Rechte Hegemonie in den sozialen Medien: Ich will sehen, wofür ihr brennt
Täglich ist auf Social Media nur noch die Rede von Hitlergrüßen, Trump und AfD. Es braucht wieder mehr bejahende und empowernde Inhalte.
S o viel Hitlergruß war lange nicht: Ich hole das Telefon aus der Tasche, weil ich nach einem Quiche-Rezept suche. Doch egal welche App ich öffne, auf welche Website ich gehe: Überall streckt mir Musk den Arm entgegen. Ich hab’s gesehen. Ich habe auch mitbekommen, dass Weidel Hitler einen Kommi genannt hat, und diese Abschiebe-Flugtickets habe ich auch gesehen. Die Inhalte, die mir reingespült werden, egal ob von klassischen Medien oder in sozialen Netzwerken, sind hauptsächlich rechte. Mein Feed besteht aus AfD, dazwischen mehr als genug Trump, eine große Portion Merz und eine Prise FPÖ. Das ist das Gegenteil von Quiche.
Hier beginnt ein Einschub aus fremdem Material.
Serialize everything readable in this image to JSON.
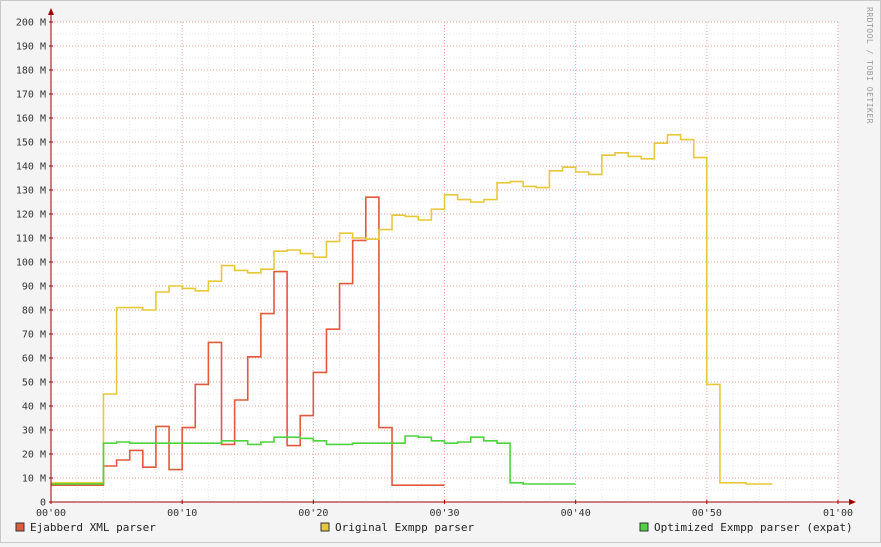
{
  "watermark": "RRDTOOL / TOBI OETIKER",
  "chart_data": {
    "type": "line",
    "step": true,
    "grid": true,
    "y_unit": "M",
    "ylim": [
      0,
      200
    ],
    "y_ticks": [
      0,
      10,
      20,
      30,
      40,
      50,
      60,
      70,
      80,
      90,
      100,
      110,
      120,
      130,
      140,
      150,
      160,
      170,
      180,
      190,
      200
    ],
    "y_tick_labels": [
      "0",
      "10 M",
      "20 M",
      "30 M",
      "40 M",
      "50 M",
      "60 M",
      "70 M",
      "80 M",
      "90 M",
      "100 M",
      "110 M",
      "120 M",
      "130 M",
      "140 M",
      "150 M",
      "160 M",
      "170 M",
      "180 M",
      "190 M",
      "200 M"
    ],
    "xlim": [
      0,
      60
    ],
    "x_ticks": [
      0,
      10,
      20,
      30,
      40,
      50,
      60
    ],
    "x_tick_labels": [
      "00'00",
      "00'10",
      "00'20",
      "00'30",
      "00'40",
      "00'50",
      "01'00"
    ],
    "legend_position": "bottom",
    "series": [
      {
        "name": "Ejabberd XML parser",
        "color": "#e05a3c",
        "x_end": 30,
        "values": [
          7,
          7,
          7,
          7,
          15,
          17.5,
          21.5,
          14.5,
          31.5,
          13.5,
          31,
          49,
          66.5,
          24,
          42.5,
          60.5,
          78.5,
          96,
          23.5,
          36,
          54,
          72,
          91,
          109,
          127,
          31,
          7,
          7,
          7,
          7
        ]
      },
      {
        "name": "Original Exmpp parser",
        "color": "#e5c93a",
        "x_end": 55,
        "values": [
          8,
          8,
          8,
          8,
          45,
          81,
          81,
          80,
          87.5,
          90,
          89,
          88,
          92,
          98.5,
          96.5,
          95.5,
          97,
          104.5,
          105,
          103.5,
          102,
          108.5,
          112,
          110,
          109.5,
          113.5,
          119.5,
          119,
          117.5,
          122,
          128,
          126,
          125,
          126,
          133,
          133.5,
          131.5,
          131,
          138,
          139.5,
          137.5,
          136.5,
          144.5,
          145.5,
          144,
          143,
          149.5,
          153,
          151,
          143.5,
          49,
          8,
          8,
          7.5,
          7.5
        ]
      },
      {
        "name": "Optimized Exmpp parser (expat)",
        "color": "#4fd43f",
        "x_end": 40,
        "values": [
          7.5,
          7.5,
          7.5,
          7.5,
          24.5,
          25,
          24.5,
          24.5,
          24.5,
          24.5,
          24.5,
          24.5,
          24.5,
          25.5,
          25.5,
          24,
          25,
          27,
          27,
          26.5,
          25.5,
          24,
          24,
          24.5,
          24.5,
          24.5,
          24.5,
          27.5,
          27,
          25.5,
          24.5,
          25,
          27,
          25.5,
          24.5,
          8,
          7.5,
          7.5,
          7.5,
          7.5
        ]
      }
    ]
  }
}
Ich bekomme diese Informationen aus den richtigen Gründen: Weil Menschen Informations- und Aufklärungsarbeit leisten, Gefahren aufzeigen, weil sie widersprechen und sich widersetzen, recherchieren und dokumentieren, damit niemand sagen kann, sie hätten von nichts gewusst. Wer gegen den Faschismus kämpft, darf vor ihm nicht die Augen verschließen. Wir rufen uns gegenseitig zu „Schaut hin“ und wir schauen hin. Dabei verlieren wir aber einiges aus dem Blick:
Wir leben noch. Wir sind noch da. Noch haben die uns nicht deportiert. Und trotzdem werden wir unsichtbar. Ich sehe immer weniger bejahende oder empowernde Inhalte von Feminist*innen, Queers, PoC und behinderten Menschen. Ich lese weniger zu Fragen von sozialer Gerechtigkeit, Ökologie und Diversität. Dass viele (mich eingeschlossen) ihre Prioritäten verschoben haben, ist politisch notwendig. Ich habe in dieser Kolumne oft an die Diversity-Bubble appelliert, sich auch außerhalb von Identitätspolitik zu engagieren und bin positiv überrascht davon, wie viele das inzwischen tun.
Doch viele haben sich auch aus der Öffentlichkeit zurückgezogen. Einige sicherlich aus Angst und wegen der Einschüchterung von rechts. Und andere, die nicht mehr wissen, was sie sagen sollen. Die denken, dass ihre Anliegen nun unwichtig sind. Doch ich will wissen, was ihr zu sagen habt und ihr habt immer noch das Recht, für ein besseres Leben zu kämpfen. Es muss immer Raum sein für Pride und Black Girl Magic!
Afrolocken-Routine und Marx-Lesekreis
Es gibt viel zu verlieren. Einiges ist schon verloren. Aber ich möchte das, was noch da ist, nicht übersehen. Gebt mir Einblick in eure Gewerkschaftsarbeit, zeigt mir eure Afrolocken-Routine, erzählt meinetwegen von eurem Marx-Lesekreis. Ich will euch gendern hören. Aber vor allem möchte ich gerade jetzt viele verschiedene Ideen hören, wie wir diese Welt für alle Menschen besser machen können. Im Großen wie im Kleinen. Denn unsere Ansprüche runterschrauben, Sehnsüchte verdrängen und Ideale in Kompromissen und Wahltaktiken untergehen zu lassen, das ist Teil des Rechtsrucks.
Ich sehe, was uns bedroht. Aber ich sehe nicht mehr, was uns ausmacht, und inzwischen bin ich an dem Punkt, dass ich dringend daran erinnert werden muss, wofür es sich zu kämpfen lohnt. Ich brauche mehr Rot. Grün. Bunt. Mehr linke Themenvielfalt, Diskurs und Subkultur. Ich weiß, wogegen ihr seid. Ich will sehen, wofür ihr brennt. Denn genauso wichtig, wie rechten Positionen zu widersprechen, ist es, linke Positionen zu finden, denen man zustimmen kann.
Ich brauche keine Informationen mehr darüber, wen ich nicht wählen soll. Aber ich nehme jedes Argument, damit ich mit möglichst gutem Gefühl am 23. Februar einer Partei meine Stimme geben kann. Und andere überzeugen, das auch zu tun!